I fell on my ass, blasting rod still held in front of me, panting like a dog. The aurors and the guard looked on in awe, as I successfully did what no other person in the history of Dementors had done; I destroyed one.

I was still panting with exertion when I looked up and saw the looks of awe and fear.

"I'll be goddamned." Shacklebolt murmured, then helped me up. "How in the hell did you manage that?"

"Uh, it was just fire." I lied, trying to catch my breath. Tonks still stayed a few feet away, her eyes wide and paler than any human being had any right. Wilkins looked like he was going to wet himself, or already had.

"We've used fire before to fight off these things. It doesn't work. Something different happened."

I thought back, remembering a time long ago when I was set upon by a creature I couldn't see, except in reflections, a monstrous creature with thick fur and razor claws. He Who Walks Behind. An Outsider, one of the descending hierarchy of their kind, a servant of the Old Ones.
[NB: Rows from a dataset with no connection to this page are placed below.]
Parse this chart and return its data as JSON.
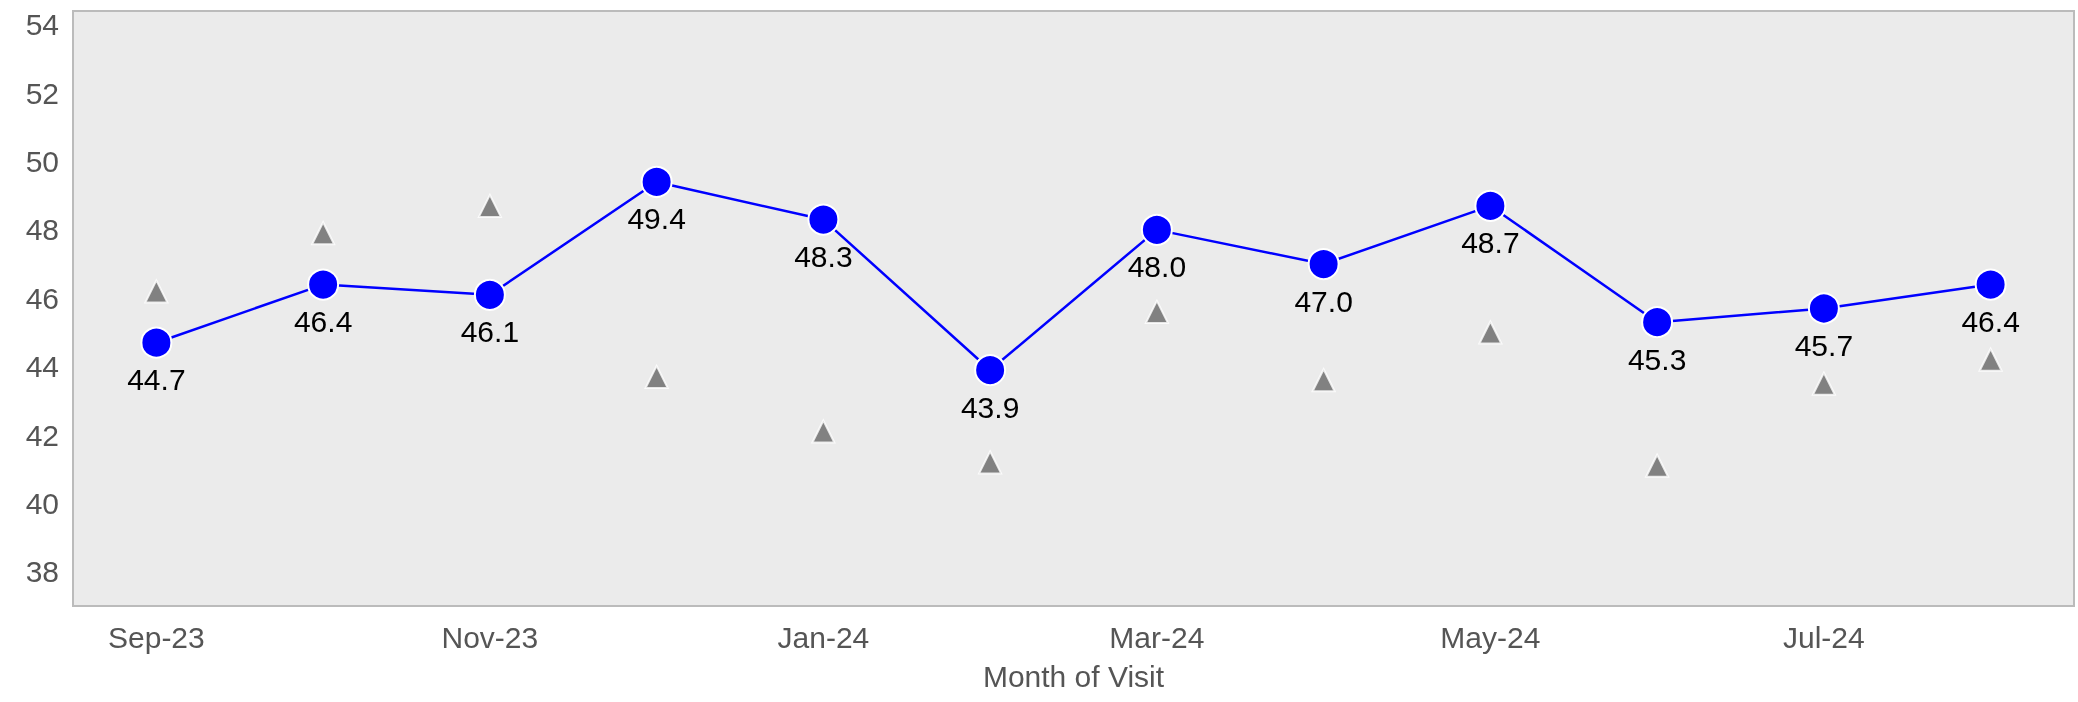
{
  "chart_data": {
    "type": "line",
    "xlabel": "Month of Visit",
    "categories": [
      "Sep-23",
      null,
      "Nov-23",
      null,
      "Jan-24",
      null,
      "Mar-24",
      null,
      "May-24",
      null,
      "Jul-24",
      null
    ],
    "series": [
      {
        "color": "#0000ff",
        "marker": "circle",
        "line_style": "solid",
        "values": [
          44.7,
          46.4,
          46.1,
          49.4,
          48.3,
          43.9,
          48.0,
          47.0,
          48.7,
          45.3,
          45.7,
          46.4
        ],
        "value_labels": [
          "44.7",
          "46.4",
          "46.1",
          "49.4",
          "48.3",
          "43.9",
          "48.0",
          "47.0",
          "48.7",
          "45.3",
          "45.7",
          "46.4"
        ]
      },
      {
        "type": "scatter",
        "color": "#666666",
        "marker": "triangle",
        "values": [
          46.2,
          47.9,
          48.7,
          43.7,
          42.1,
          41.2,
          45.6,
          43.6,
          45.0,
          41.1,
          43.5,
          44.2
        ]
      }
    ],
    "ylim": [
      37,
      54.4
    ],
    "yticks": [
      38,
      40,
      42,
      44,
      46,
      48,
      50,
      52,
      54
    ],
    "grid": false
  }
}
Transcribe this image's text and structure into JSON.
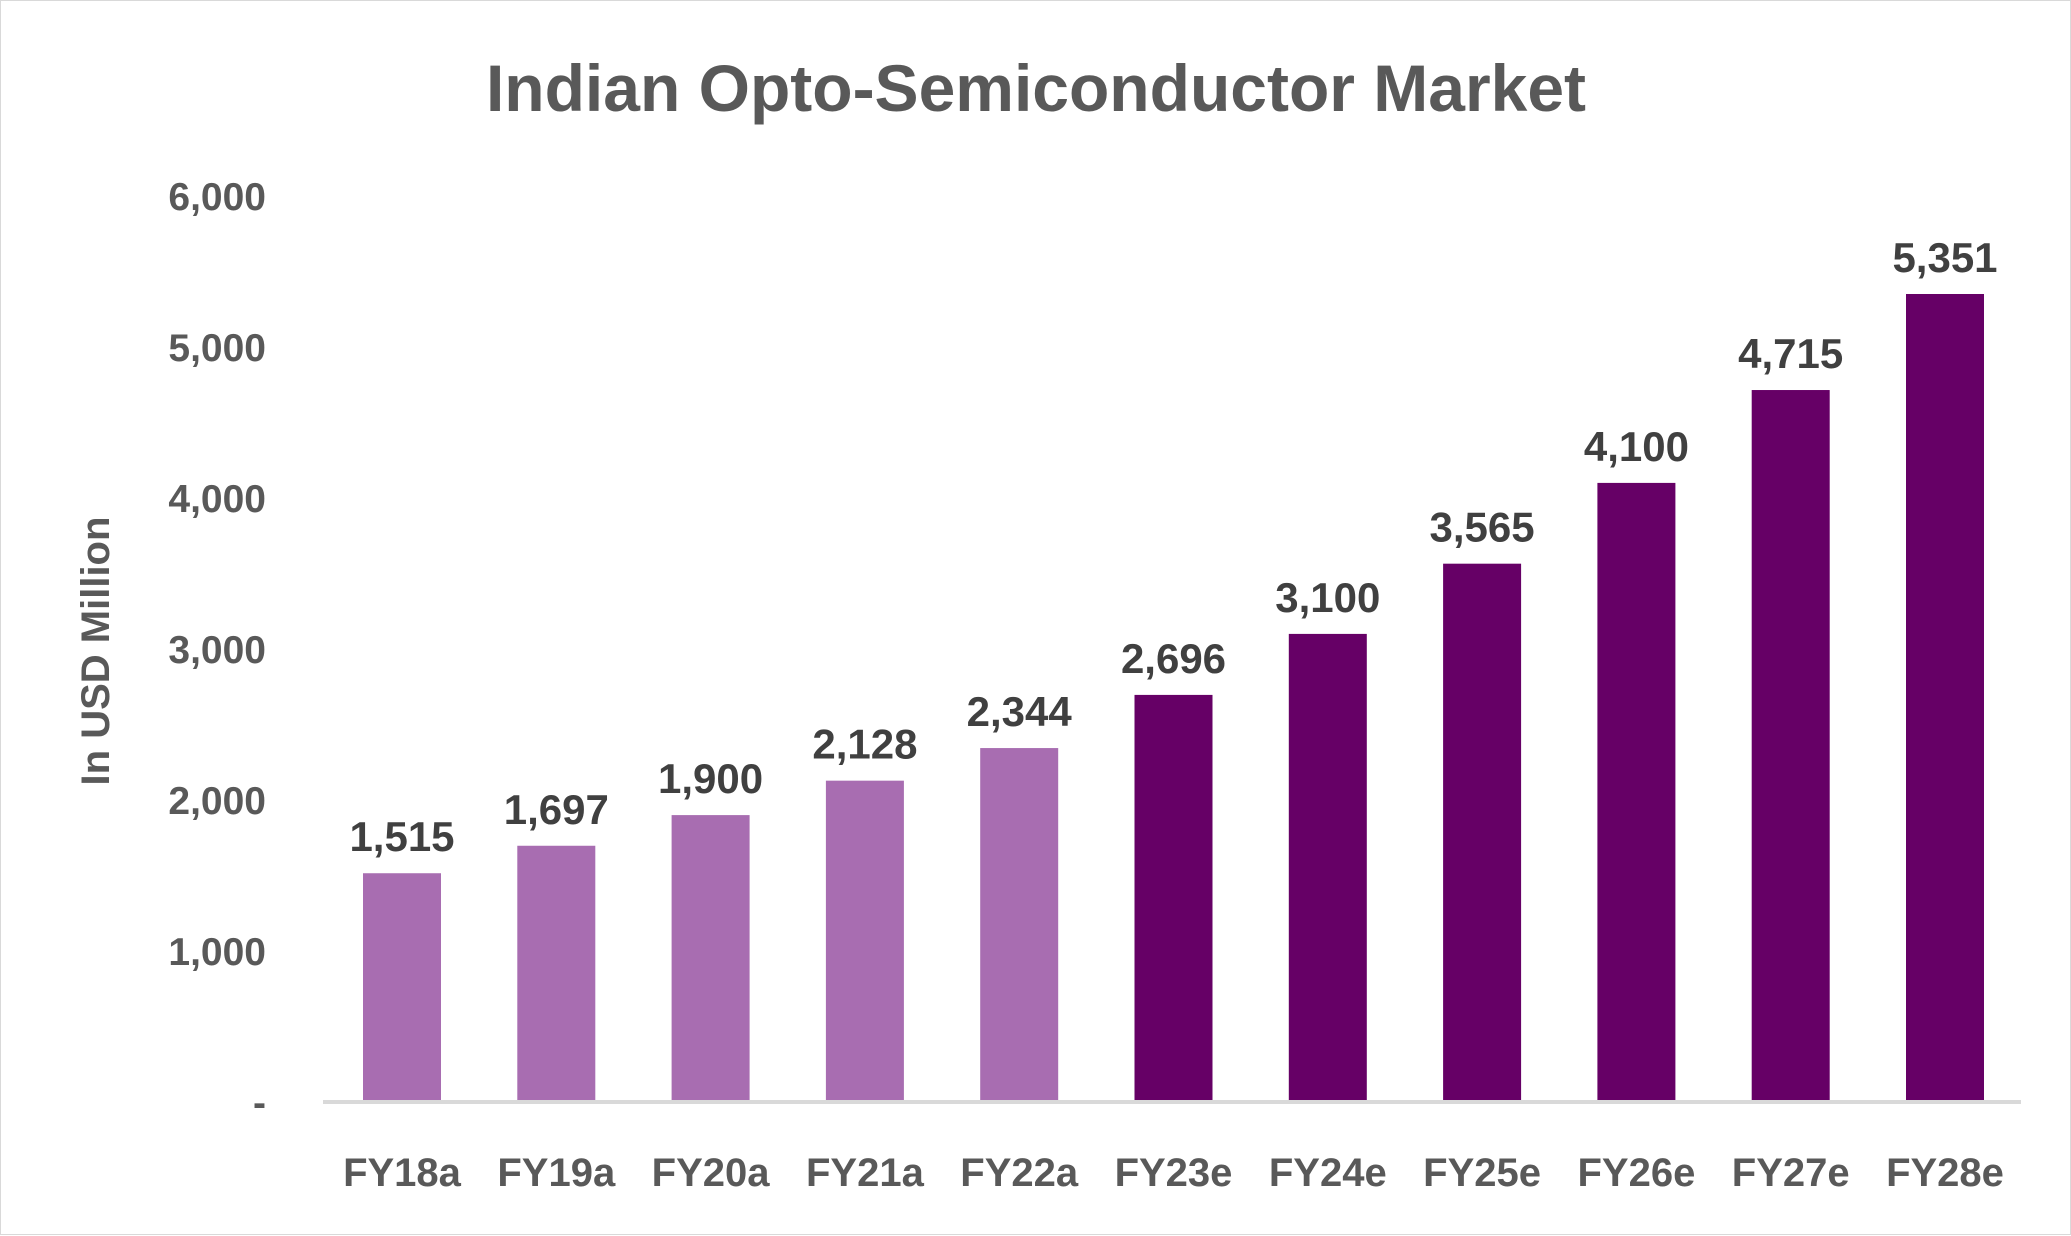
{
  "chart_data": {
    "type": "bar",
    "title": "Indian Opto-Semiconductor Market",
    "ylabel": "In USD Million",
    "xlabel": "",
    "ylim": [
      0,
      6000
    ],
    "y_ticks": [
      {
        "value": 0,
        "label": "-"
      },
      {
        "value": 1000,
        "label": "1,000"
      },
      {
        "value": 2000,
        "label": "2,000"
      },
      {
        "value": 3000,
        "label": "3,000"
      },
      {
        "value": 4000,
        "label": "4,000"
      },
      {
        "value": 5000,
        "label": "5,000"
      },
      {
        "value": 6000,
        "label": "6,000"
      }
    ],
    "categories": [
      "FY18a",
      "FY19a",
      "FY20a",
      "FY21a",
      "FY22a",
      "FY23e",
      "FY24e",
      "FY25e",
      "FY26e",
      "FY27e",
      "FY28e"
    ],
    "values": [
      1515,
      1697,
      1900,
      2128,
      2344,
      2696,
      3100,
      3565,
      4100,
      4715,
      5351
    ],
    "value_labels": [
      "1,515",
      "1,697",
      "1,900",
      "2,128",
      "2,344",
      "2,696",
      "3,100",
      "3,565",
      "4,100",
      "4,715",
      "5,351"
    ],
    "bar_colors": [
      "#a86db1",
      "#a86db1",
      "#a86db1",
      "#a86db1",
      "#a86db1",
      "#660066",
      "#660066",
      "#660066",
      "#660066",
      "#660066",
      "#660066"
    ],
    "grid": false,
    "legend": "none"
  }
}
"You know the reason my Host, even if you don't recognize it yet."

These Dementors must be cut from the same cloth, like a Mist fiend. They had the same cold, void feel of mordite. I shrugged. "I have a theory, but nothing substantial. Sorry about the mess."

"Heh, no problem. Self-defense and all that. You're not going to find too many advocates of Dementor welfare." Shacklebolt said, chuckling. "Remember what the boatman gave you."

"What?" I asked, confused. Then I remembered the chocolate. "You mean..."

"Yep. Chocolate's one of the best remedies for Dementor exposure."

"I'll be damned." I said, pulling the thick bar of chocolate out and opening the wrapper that said Honeyduke's. I took a bite and began to chew, immediately feeling the warmth spread through my body, warming a chill I hadn't realized I had. I took another two bites, then wrapped it up for later.

We made our way out of the prison, noticing that at each point where we'd have to pass a Dementor, they would shy away from me, getting as far as possible without abandoning their posts. I grinned, wishing that all of the myriad creatures I faced were that easy.